What do u think the reason?

shivSD · Answer 1 · Tue Nov 17 2020 05:04:04 GMT+0800 (China Standard Time)

@rose-jinyang did you figure out the issue. Even we are having the same issue, Loss is not decreasing after awhile.

liaohan · Answer 2 · Fri Mar 12 2021 17:35:06 GMT+0800 (China Standard Time)

i also have this problem ,change the lr and train many epoch (1000 at least)

David-Hown · Answer 3 · Thu Aug 19 2021 15:28:35 GMT+0800 (China Standard Time)

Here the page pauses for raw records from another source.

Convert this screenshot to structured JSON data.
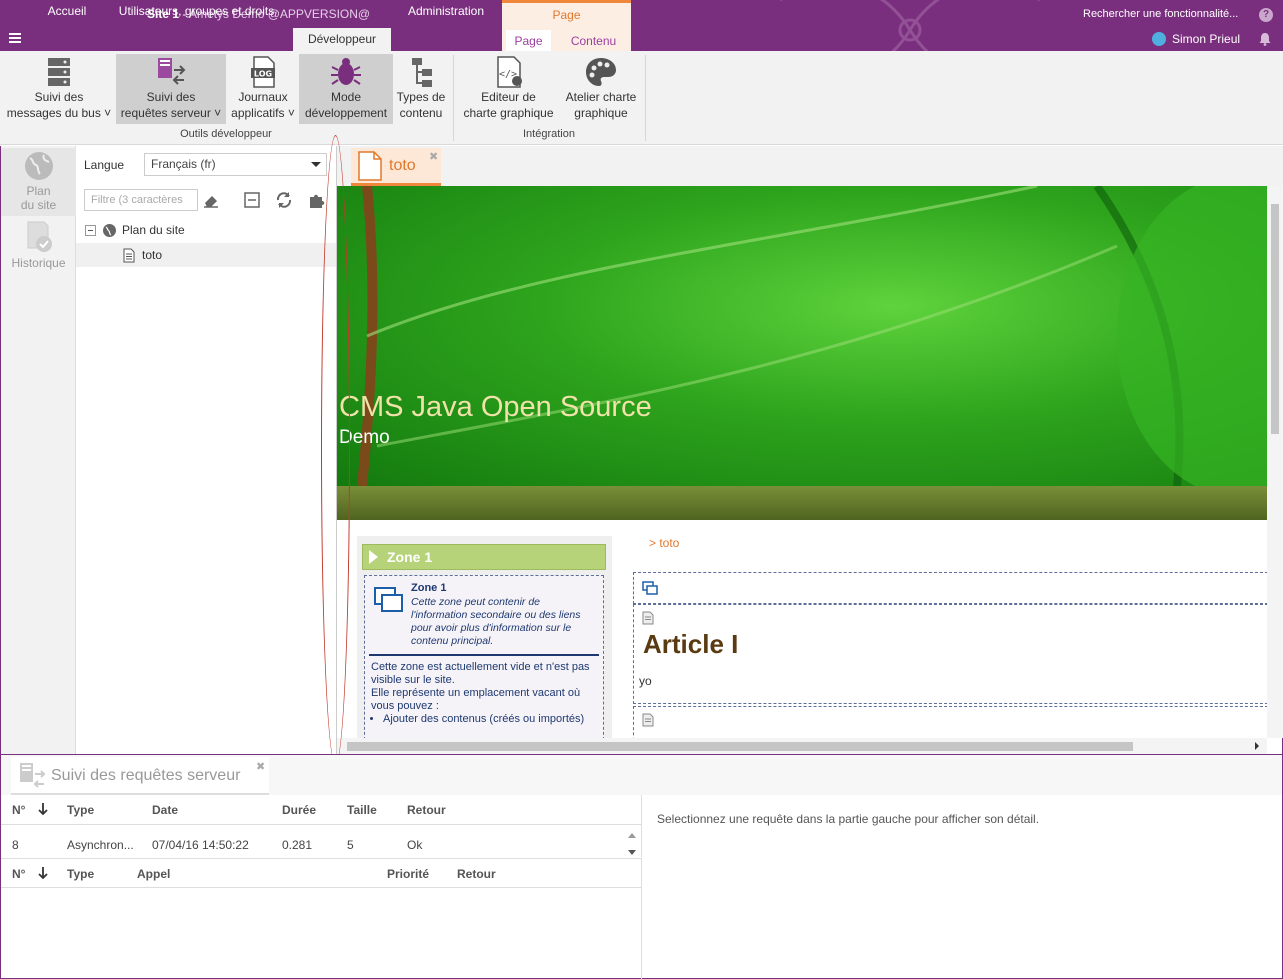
{
  "topbar": {
    "site": "Site 1",
    "app": "Ametys Demo @APPVERSION@",
    "search": "Rechercher une fonctionnalité...",
    "help": "?",
    "user": "Simon Prieul",
    "tabs": [
      {
        "label": "Accueil"
      },
      {
        "label": "Utilisateurs, groupes et droits"
      },
      {
        "label": "Développeur"
      },
      {
        "label": "Administration"
      }
    ],
    "context": {
      "title": "Page",
      "tabs": [
        {
          "label": "Page"
        },
        {
          "label": "Contenu"
        }
      ]
    }
  },
  "ribbon": {
    "buttons": [
      {
        "label": "Suivi des\nmessages du bus ˅"
      },
      {
        "label": "Suivi des\nrequêtes serveur ˅"
      },
      {
        "label": "Journaux\napplicatifs ˅"
      },
      {
        "label": "Mode\ndéveloppement"
      },
      {
        "label": "Types de\ncontenu"
      },
      {
        "label": "Editeur de\ncharte graphique"
      },
      {
        "label": "Atelier charte\ngraphique"
      }
    ],
    "groups": [
      {
        "label": "Outils développeur"
      },
      {
        "label": "Intégration"
      }
    ]
  },
  "lefttools": [
    {
      "label": "Plan\ndu site"
    },
    {
      "label": "Historique"
    }
  ],
  "tree": {
    "lang_label": "Langue",
    "lang_value": "Français (fr)",
    "filter_placeholder": "Filtre (3 caractères",
    "nodes": [
      {
        "label": "Plan du site"
      },
      {
        "label": "toto"
      }
    ]
  },
  "doc": {
    "tab": "toto",
    "banner_title": "CMS Java Open Source",
    "banner_sub": "Demo",
    "zone_head": "Zone 1",
    "zone_title": "Zone 1",
    "zone_desc": "Cette zone peut contenir de l'information secondaire ou des liens pour avoir plus d'information sur le contenu principal.",
    "zone_body": "Cette zone est actuellement vide et n'est pas visible sur le site.\nElle représente un emplacement vacant où vous pouvez :",
    "zone_item": "Ajouter des contenus (créés ou importés)",
    "crumb": "> toto",
    "article_title": "Article I",
    "article_text": "yo"
  },
  "bottom": {
    "tab": "Suivi des requêtes serveur",
    "grid1_headers": [
      "N°",
      "Type",
      "Date",
      "Durée",
      "Taille",
      "Retour"
    ],
    "grid1_rows": [
      {
        "n": "8",
        "type": "Asynchron...",
        "date": "07/04/16 14:50:22",
        "duree": "0.281",
        "taille": "5",
        "retour": "Ok"
      }
    ],
    "grid2_headers": [
      "N°",
      "Type",
      "Appel",
      "Priorité",
      "Retour"
    ],
    "detail": "Selectionnez une requête dans la partie gauche pour afficher son détail."
  }
}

Hello, could you please tell me that I made a mistake when retraining the model? Do you have any good solutions?
load model init finish...
===========> training <===========
Epoch: [0][0/23] Lr-deconv: [0.0] Lr-other: [0.001] Loss 13.0424 (13.0424)
Traceback (most recent call last):
File "train.py", line 809, in
main(args)
File "train.py", line 774, in main
train(dataLoader_train, netmodel, optimizer, epoch, logger_train, exp_args)
File "train.py", line 519, in train
logger.scalar_summary(tag, value, step=i)
File "/data/data_hao/PFLD-pytorch/20210817/PortraitNet/util/logger.py", line 26, in scalar_summary
tf.summary.scalar(tag, value, step=step)
File "/root/.local/lib/python3.6/site-packages/tensorboard/plugins/scalar/summary_v2.py", line 49, in scalar
with tf.summary.summary_scope(
AttributeError: module 'tensorboard.summary._tf.summary' has no attribute 'summary_scope'